Alan C. Walker, associate professor of Anthropology and associate professor of Anatomy at the Medical School, last week rejected a probable offer of tenure from Harvard to accept a tenured position at Johns Hopkins University.
Johns Hopkins made a better offer, although Harvard did what it could to match it, Walker said yesterday.
More Attractive
Walker said John Hopkins will allow him to hire three faculty members to work with him. Harvard had made a similar offer, but since the tenure system is less restrictive at Johns Hopkins he will be able to attract better colleagues, he added.
"At Harvard there is a finite limit on the number of tenured positions, which is not the case at Johns Hopkins," Walker said.

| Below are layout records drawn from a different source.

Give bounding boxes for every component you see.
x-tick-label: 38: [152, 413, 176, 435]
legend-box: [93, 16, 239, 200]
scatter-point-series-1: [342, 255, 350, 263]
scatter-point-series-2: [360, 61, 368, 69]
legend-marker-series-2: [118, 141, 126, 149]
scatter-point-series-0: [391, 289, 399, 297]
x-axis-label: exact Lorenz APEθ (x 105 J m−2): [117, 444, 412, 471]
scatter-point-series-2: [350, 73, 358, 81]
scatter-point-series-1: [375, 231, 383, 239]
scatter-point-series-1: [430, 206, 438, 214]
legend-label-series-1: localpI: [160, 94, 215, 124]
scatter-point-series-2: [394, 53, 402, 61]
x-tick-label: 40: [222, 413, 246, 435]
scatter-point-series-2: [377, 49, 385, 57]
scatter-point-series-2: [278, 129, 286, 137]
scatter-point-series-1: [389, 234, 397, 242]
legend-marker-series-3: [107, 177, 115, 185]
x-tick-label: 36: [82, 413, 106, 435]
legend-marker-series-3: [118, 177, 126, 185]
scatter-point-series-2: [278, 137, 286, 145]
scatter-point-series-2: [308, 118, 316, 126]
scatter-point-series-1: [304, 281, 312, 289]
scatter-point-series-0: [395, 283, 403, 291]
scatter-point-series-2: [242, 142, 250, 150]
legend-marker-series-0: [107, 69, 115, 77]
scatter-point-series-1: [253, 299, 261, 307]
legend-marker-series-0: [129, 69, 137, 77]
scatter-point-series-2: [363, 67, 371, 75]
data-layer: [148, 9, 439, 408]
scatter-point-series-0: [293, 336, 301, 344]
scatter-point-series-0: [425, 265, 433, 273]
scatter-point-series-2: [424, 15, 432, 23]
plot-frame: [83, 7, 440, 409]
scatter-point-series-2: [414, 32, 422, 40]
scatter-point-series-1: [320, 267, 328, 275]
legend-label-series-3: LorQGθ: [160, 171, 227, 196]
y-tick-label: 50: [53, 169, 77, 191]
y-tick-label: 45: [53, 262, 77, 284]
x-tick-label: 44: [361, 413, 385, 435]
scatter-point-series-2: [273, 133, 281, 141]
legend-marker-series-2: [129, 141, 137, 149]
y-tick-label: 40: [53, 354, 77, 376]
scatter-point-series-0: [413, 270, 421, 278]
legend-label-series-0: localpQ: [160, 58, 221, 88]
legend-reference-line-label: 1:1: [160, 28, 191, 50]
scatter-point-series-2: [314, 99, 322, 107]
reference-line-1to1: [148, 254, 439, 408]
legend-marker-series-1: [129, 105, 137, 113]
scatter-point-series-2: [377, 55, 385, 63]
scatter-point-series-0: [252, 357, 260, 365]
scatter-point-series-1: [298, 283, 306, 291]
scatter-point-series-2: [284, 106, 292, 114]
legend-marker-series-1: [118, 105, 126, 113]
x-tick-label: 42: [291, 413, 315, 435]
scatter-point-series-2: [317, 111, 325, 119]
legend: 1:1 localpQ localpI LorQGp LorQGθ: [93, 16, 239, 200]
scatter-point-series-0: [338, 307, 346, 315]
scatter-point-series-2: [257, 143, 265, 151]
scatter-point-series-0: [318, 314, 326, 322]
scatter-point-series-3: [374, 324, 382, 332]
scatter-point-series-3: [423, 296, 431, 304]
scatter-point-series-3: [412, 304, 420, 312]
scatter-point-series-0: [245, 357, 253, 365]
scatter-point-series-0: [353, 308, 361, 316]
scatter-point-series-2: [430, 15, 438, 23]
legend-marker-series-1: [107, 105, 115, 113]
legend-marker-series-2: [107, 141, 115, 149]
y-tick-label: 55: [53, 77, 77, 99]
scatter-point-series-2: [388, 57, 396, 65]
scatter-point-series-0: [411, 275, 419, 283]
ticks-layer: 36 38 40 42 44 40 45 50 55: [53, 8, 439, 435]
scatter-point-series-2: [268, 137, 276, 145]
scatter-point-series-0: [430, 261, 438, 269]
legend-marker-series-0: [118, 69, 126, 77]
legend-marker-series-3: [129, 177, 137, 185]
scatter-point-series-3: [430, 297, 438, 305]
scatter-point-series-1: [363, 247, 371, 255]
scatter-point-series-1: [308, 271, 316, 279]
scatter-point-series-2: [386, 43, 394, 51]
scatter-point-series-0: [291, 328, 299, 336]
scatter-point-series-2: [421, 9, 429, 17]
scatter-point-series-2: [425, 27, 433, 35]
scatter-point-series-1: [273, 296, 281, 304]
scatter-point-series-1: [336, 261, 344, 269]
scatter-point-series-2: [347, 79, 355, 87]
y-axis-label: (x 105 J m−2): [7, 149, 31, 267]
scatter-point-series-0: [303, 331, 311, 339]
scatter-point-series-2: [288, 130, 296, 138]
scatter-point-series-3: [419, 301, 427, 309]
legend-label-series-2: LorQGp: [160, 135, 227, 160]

This and the fact that junior faculty salaries at Harvard are not competitive with other schools might discourage some of the people he wanted, Walker added.
Johns Hopkins offered his wife a position as research associate and lecturer, and Walker said Johns Hopkins was "better in reasearch equipment, opportunities and laboratories."
An ad hoc committee would have considered tenuring Walker on April 28, Gordon R. Willey, Bowdwitch Professor of Central American and Mexican Archaeology and Ethnology and acting Antropology Department chairman, said yesterday.
Had A Good Chance
Willey, who would have testified before the committee, said Walker's chance for tenure would have been "very good."
In the Anthropology Department, Walker would have replaced William Howells, who retired from his tenured position in 1976, Willey said.
In the meantime, the department will obtain someone on a one-year basis to teach Walker's courses, he added.